The intent of the trial was to demonstrate the value of PD-1 antibody therapy in patients with metastatic gastric cancer. This therapy was compared with chemotherapy. However, the study did not demonstrate that immunotherapy was useful in the second-line setting. This was particularly the case for unselected patients and in patients who had PD-L1 positivity on staining. There was a small fraction of patients who appears to have some benefit from PD-1 antibody therapy, but a large majority of patients had no benefit.
If we focus in on patients who have high combined positive score or microsatellite instability—high tumors, anti–PD-1 therapy might be useful. Combining immunotherapy with chemotherapy in the second-line setting might be useful, but ongoing trials will further define its use and value.
What is the role of ramucirumab in this space?

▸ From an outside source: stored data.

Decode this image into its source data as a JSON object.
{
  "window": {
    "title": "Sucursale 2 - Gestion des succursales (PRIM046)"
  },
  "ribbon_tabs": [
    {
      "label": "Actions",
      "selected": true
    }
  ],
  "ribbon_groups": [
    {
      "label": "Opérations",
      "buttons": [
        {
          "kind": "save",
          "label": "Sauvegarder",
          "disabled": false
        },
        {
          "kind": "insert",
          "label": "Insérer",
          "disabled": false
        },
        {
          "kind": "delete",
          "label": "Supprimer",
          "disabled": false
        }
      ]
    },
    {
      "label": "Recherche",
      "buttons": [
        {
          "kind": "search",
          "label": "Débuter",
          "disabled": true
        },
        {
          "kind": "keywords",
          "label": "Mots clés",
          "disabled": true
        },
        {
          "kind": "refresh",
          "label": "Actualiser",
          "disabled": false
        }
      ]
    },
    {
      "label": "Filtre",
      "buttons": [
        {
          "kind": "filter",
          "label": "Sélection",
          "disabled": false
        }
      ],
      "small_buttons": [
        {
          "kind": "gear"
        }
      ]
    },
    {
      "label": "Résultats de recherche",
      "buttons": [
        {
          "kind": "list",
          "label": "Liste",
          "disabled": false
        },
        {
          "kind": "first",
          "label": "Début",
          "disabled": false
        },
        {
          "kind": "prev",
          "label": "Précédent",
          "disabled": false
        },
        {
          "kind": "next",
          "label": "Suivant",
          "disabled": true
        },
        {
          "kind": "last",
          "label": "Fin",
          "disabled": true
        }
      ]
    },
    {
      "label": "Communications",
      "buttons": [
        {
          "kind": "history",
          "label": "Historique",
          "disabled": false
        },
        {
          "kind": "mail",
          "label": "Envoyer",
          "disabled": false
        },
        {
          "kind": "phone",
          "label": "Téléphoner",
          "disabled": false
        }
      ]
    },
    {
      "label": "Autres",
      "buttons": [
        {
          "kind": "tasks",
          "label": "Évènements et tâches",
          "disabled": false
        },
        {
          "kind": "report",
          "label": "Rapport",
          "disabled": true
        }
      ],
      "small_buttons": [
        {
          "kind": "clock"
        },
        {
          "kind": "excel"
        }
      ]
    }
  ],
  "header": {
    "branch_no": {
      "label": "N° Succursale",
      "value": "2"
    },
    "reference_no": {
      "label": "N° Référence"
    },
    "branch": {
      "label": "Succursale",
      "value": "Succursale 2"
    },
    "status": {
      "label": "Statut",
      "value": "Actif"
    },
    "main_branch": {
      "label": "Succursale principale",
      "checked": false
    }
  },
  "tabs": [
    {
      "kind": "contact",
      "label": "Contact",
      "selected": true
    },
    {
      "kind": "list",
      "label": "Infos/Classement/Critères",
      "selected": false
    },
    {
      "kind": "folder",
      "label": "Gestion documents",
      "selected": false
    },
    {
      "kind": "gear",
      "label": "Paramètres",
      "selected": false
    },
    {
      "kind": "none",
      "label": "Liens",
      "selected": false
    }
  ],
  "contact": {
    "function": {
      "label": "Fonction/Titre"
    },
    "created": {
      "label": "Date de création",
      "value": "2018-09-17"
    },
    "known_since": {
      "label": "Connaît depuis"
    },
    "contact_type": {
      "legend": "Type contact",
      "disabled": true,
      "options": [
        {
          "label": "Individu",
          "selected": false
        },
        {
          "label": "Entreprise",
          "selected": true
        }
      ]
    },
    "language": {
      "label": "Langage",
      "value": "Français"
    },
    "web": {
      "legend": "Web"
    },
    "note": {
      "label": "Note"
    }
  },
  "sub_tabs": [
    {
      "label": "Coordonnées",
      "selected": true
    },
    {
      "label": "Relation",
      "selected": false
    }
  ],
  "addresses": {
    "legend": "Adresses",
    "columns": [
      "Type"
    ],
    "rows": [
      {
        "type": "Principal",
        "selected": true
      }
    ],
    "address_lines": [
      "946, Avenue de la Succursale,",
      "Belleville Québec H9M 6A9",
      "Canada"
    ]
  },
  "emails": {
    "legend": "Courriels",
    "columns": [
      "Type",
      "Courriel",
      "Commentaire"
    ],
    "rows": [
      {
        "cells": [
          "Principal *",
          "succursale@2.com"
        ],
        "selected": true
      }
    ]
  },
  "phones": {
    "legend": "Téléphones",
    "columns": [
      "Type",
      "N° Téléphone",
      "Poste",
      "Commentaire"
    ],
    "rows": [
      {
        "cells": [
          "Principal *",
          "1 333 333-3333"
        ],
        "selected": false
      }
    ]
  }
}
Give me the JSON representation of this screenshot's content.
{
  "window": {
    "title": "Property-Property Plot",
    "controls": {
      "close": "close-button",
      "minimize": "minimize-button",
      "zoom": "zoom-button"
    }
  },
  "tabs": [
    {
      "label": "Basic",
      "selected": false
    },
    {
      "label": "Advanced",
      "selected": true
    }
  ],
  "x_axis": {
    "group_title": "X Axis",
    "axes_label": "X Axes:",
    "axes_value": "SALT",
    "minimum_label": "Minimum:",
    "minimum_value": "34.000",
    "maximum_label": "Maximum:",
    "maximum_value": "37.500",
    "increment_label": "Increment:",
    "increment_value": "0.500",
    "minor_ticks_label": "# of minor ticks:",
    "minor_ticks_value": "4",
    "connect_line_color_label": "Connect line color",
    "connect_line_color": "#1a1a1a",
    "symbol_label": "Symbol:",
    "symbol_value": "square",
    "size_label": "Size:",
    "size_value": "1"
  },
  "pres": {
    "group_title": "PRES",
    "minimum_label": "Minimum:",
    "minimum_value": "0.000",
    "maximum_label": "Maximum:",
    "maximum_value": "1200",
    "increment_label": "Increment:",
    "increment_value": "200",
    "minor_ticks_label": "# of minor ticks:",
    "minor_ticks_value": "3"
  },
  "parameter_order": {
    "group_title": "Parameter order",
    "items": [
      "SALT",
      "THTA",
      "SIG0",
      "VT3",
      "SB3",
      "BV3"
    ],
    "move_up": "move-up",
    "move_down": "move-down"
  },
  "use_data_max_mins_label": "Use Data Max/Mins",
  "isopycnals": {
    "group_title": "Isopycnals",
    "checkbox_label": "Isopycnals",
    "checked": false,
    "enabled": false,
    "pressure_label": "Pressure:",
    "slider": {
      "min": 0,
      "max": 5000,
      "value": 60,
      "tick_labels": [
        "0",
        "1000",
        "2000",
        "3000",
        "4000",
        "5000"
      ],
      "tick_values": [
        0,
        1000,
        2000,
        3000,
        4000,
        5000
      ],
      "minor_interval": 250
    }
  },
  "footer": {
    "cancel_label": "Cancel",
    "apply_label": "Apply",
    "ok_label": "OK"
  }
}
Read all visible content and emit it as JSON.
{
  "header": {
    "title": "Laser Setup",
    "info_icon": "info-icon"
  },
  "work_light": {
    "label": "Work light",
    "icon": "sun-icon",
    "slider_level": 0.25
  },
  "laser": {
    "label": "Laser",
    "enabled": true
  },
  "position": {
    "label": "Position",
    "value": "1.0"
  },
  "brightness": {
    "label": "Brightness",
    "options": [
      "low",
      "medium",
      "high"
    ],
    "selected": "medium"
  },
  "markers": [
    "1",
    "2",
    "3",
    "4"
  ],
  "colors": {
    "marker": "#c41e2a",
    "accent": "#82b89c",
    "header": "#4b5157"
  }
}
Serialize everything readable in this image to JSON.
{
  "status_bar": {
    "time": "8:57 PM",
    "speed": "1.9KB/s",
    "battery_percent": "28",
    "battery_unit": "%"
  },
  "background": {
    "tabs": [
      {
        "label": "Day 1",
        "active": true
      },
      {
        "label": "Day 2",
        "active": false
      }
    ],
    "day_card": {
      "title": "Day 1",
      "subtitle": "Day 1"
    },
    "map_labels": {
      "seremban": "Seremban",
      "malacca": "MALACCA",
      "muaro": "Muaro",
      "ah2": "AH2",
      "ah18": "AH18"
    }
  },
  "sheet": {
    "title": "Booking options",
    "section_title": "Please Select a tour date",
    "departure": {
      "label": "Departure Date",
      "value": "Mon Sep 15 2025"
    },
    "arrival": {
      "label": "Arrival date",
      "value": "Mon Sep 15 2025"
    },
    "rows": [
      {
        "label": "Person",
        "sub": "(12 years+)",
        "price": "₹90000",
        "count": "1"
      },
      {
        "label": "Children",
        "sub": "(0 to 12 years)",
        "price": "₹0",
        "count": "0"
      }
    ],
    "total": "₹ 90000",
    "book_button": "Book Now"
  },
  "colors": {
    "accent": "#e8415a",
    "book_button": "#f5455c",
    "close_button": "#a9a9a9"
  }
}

It is FDA approved for use in the second-line setting, either alone in or combination with chemotherapy. Ramucirumab does increase OS, PFS, and response rates compared with placebo or chemotherapy alone; it does have value. Ramucirumab was also tested in the frontline setting, but it failed to show an improvement in survival. As such, antiangiogenic therapy remains of undefined value for the frontline treatment of advanced gastric cancer.
Are there any promising therapies under investigation?
Based on a randomized phase II study, a monoclonal antibody called zolbetuximab (IMAB362) looks promising. It is currently under investigation in the frontline setting with either FOLFOX or CAPOX.
One of the themes of this State of the Science Summit™ was genetic testing. How prominent is its use in gastric cancer?
It's not so much genetic testing as it is the assessment of molecular characteristics that help define who might benefit from agent “X” or “Y.” In gastric cancer, genomic testing is still fairly limited compared with some other diseases, such as colorectal cancer or lung cancer.
How has the outlook for these patients improved over the last decade?
We have identified new therapies, including targeted therapies or monoclonal antibodies that have definite value for a subset of patients. We have defined second-line therapies that are useful and third-line therapies that have value. However, as with many advanced or metastatic epithelial malignancies, our treatments stop short of curing or helping a majority of patients. From a physician's perspective, we are totally insufficient in what we can offer patients with advanced disease.